E al kibbutz Amos Oz ritorna con il suo ultimo libro “Tra amici” mirabilmente tradotto da Elena Loewenthal. Yekhat è un microcosmo degli anni cinquanta dove si intersecano le storie di alcuni abitanti, fra aspirazioni utopistiche, solidarietà, uguaglianza, declinate attraverso otto racconti di magistrale arte narrativa.
C’è David Dagan, uno dei fondatori e leader del kibbutz, docente di storia, “dotato di una logica stringente e di una irresistibile capacità di persuasione”, è un sessantenne capace di affascinare la giovane Edna di diciassette anni, figlia di Nahum Asherov , un uomo mite e schivo che trascorre le sue giornate in officina “la schiena curva….prendendosi cura di apparecchi che altri membri del kibbutz gli portavano da riparare: bollitori elettrici, radio, ventilatori”.
C’è Zvi Provizor uno scapolo basso di statura, incapace di accettare il minimo contatto fisico con chiunque, ha la passione di dare brutte notizie: terremoti, alluvioni, incendi sono gli unici argomenti di conversazione che destano il suo interesse.
E ancora Yotam, un ragazzo cui lo zio, arricchitosi facendo affari all’estero, offre un corso di studi in Italia ma non vuole accettare senza l’approvazione dell’assemblea del kibbutz; il piccolo Yuval preso di mira dai compagni per la sua debolezza fugge dal dormitorio dei bambini per tornare a casa fra le braccia amorevoli del padre; Osnat, la moglie abbandonata dal marito e Ariela, l’amante si ritrovano solidali in una condivisione di legami tutta al femminile; Martin, la figura più intensa del libro, è un calzolaio che vive solo, gravemente malato alle vie respiratorie. Convinto che la proprietà privata sia la madre di tutti i mali è considerato un modello morale che non ha mai saltato un giorno di lavoro e ama rammentare durante le Assemblee “in nome di cosa era stata fondata l’impresa e quali erano gli ideali originari”. Idealista convinto, prima di morire desidera insegnare ancora qualcosa ai suoi compagni: l’Esperanto perché “….quando tutta l’umanità parlerà una lingua comune, non ci saranno più guerre” né incomprensioni fra individui e popoli.

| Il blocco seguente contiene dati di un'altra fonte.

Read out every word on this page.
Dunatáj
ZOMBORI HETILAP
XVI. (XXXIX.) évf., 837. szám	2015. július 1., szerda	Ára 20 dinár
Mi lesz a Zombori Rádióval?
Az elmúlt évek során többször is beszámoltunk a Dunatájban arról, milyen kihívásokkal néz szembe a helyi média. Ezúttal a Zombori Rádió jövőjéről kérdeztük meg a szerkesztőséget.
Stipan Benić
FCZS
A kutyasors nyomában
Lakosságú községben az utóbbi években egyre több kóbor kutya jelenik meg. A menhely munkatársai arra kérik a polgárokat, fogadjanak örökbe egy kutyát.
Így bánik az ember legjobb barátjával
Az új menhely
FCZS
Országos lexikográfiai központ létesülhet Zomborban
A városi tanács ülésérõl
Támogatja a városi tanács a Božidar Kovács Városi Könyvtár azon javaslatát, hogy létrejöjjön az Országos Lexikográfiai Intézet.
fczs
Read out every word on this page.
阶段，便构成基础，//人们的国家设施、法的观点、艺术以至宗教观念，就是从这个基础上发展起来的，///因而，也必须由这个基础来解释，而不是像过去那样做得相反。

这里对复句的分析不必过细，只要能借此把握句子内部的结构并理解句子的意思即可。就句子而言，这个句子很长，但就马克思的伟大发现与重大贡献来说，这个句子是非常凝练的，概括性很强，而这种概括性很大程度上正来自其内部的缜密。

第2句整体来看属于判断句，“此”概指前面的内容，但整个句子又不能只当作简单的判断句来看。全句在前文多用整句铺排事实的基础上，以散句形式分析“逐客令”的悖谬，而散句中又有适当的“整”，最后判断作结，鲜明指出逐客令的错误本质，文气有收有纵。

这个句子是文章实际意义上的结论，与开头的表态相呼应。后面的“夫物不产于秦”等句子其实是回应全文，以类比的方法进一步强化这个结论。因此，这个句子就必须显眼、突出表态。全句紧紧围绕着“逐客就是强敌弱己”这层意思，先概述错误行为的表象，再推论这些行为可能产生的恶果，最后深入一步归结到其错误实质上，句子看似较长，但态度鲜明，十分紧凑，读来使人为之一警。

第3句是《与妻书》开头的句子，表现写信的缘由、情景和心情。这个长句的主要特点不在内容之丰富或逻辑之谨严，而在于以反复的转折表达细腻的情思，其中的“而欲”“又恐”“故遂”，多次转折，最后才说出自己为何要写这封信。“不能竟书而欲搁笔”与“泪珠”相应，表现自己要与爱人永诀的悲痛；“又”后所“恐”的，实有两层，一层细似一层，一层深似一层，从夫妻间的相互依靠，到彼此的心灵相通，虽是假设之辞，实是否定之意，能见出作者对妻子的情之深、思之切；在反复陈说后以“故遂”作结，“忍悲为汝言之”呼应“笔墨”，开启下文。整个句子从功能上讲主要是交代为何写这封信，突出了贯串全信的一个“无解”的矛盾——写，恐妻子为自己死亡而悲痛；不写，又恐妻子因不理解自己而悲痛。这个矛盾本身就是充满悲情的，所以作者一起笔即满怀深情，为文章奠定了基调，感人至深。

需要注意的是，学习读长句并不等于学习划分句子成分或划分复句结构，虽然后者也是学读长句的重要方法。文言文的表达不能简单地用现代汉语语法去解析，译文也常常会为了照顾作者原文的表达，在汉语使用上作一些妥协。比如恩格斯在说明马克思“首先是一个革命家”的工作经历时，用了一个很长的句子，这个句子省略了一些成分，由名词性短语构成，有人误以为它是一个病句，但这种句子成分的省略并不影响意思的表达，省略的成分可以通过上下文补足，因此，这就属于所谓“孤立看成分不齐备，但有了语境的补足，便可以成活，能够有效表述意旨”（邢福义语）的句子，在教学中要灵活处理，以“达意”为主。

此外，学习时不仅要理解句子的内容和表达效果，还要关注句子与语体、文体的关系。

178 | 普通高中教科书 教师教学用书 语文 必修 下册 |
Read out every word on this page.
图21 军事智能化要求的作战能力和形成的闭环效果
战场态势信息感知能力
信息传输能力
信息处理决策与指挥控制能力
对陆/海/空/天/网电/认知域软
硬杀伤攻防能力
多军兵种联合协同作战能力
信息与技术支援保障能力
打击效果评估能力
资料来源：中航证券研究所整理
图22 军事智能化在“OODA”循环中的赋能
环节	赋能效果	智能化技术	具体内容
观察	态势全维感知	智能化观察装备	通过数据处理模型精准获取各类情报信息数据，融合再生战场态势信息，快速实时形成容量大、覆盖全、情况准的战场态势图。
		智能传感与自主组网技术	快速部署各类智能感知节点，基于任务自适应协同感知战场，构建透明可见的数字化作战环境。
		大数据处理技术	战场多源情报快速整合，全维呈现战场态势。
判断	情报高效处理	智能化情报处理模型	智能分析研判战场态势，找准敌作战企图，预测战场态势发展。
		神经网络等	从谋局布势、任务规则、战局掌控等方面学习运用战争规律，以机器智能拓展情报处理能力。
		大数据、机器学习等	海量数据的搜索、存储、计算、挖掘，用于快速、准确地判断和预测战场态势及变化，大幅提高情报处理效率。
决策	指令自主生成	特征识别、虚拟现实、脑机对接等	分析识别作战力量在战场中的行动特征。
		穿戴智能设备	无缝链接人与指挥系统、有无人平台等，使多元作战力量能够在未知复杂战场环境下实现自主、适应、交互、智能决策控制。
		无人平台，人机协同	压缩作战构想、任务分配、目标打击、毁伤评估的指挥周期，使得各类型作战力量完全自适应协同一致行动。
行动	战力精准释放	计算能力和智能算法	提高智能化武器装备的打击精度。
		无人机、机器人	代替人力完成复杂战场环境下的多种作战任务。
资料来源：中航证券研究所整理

E’ una galleria di ritratti sospesa fra solitudine, passione, idealismo, paura, invidia, voglia di tenerezza quella che Oz mette in scena dove i drammi interiori non celano un costante anelito alla felicità.
Pochi scrittori conoscono e dipingono così bene quell’ideale utopico di vita in comune, una società rigida ma giusta, dove occorre costruire l’Ebreo Nuovo, forte e abbronzato, lontano dal modello di fragilità e debolezza della Diaspora; un mondo dove non esiste la proprietà privata e anche le decisioni che coinvolgono la vita privata dei singoli membri vengono assunte dal collettivo nelle assemblee.
Un mondo perfetto dunque? Nient’affatto ci assicura Amos Oz.
“Perché i padri fondatori avevano l’ambizione di cambiare la natura umana. Questo era impossibile, infantile, crudele: la natura umana va lasciata in pace. Pensavano che, in villaggi egualitari, di colpo le meschinerie, il pettegolezzo, l’invidia sarebbero spariti. I miei personaggi vivono le loro storie in questa tragicommedia. Il loro segreto è che il kibbutz è una rappresentazione dell’umanità. Una metafora”.
Grazie all’uso magistrale della parola, mai superflua, sempre perfettamente calibrata e inserita nel contesto giusto come pezzi di un puzzle che formano un affresco la cui bellezza si coglie sia nell’insieme che nel particolare, Oz accompagna il lettore dentro un universo fatto di solidarietà e condivisione ma che non è affatto esente da invidie, solitudini e passioni segrete regalandoci un libro intenso e indimenticabile.
E ancora una volta avviene quel piccolo miracolo che spesso accompagna la lettura dei libri dello scrittore israeliano: l’impossibilità di staccarsi da quelle pagine auliche e il desiderio, una volta terminate, di ritrovare il piacere della lettura ripartendo dalla prima.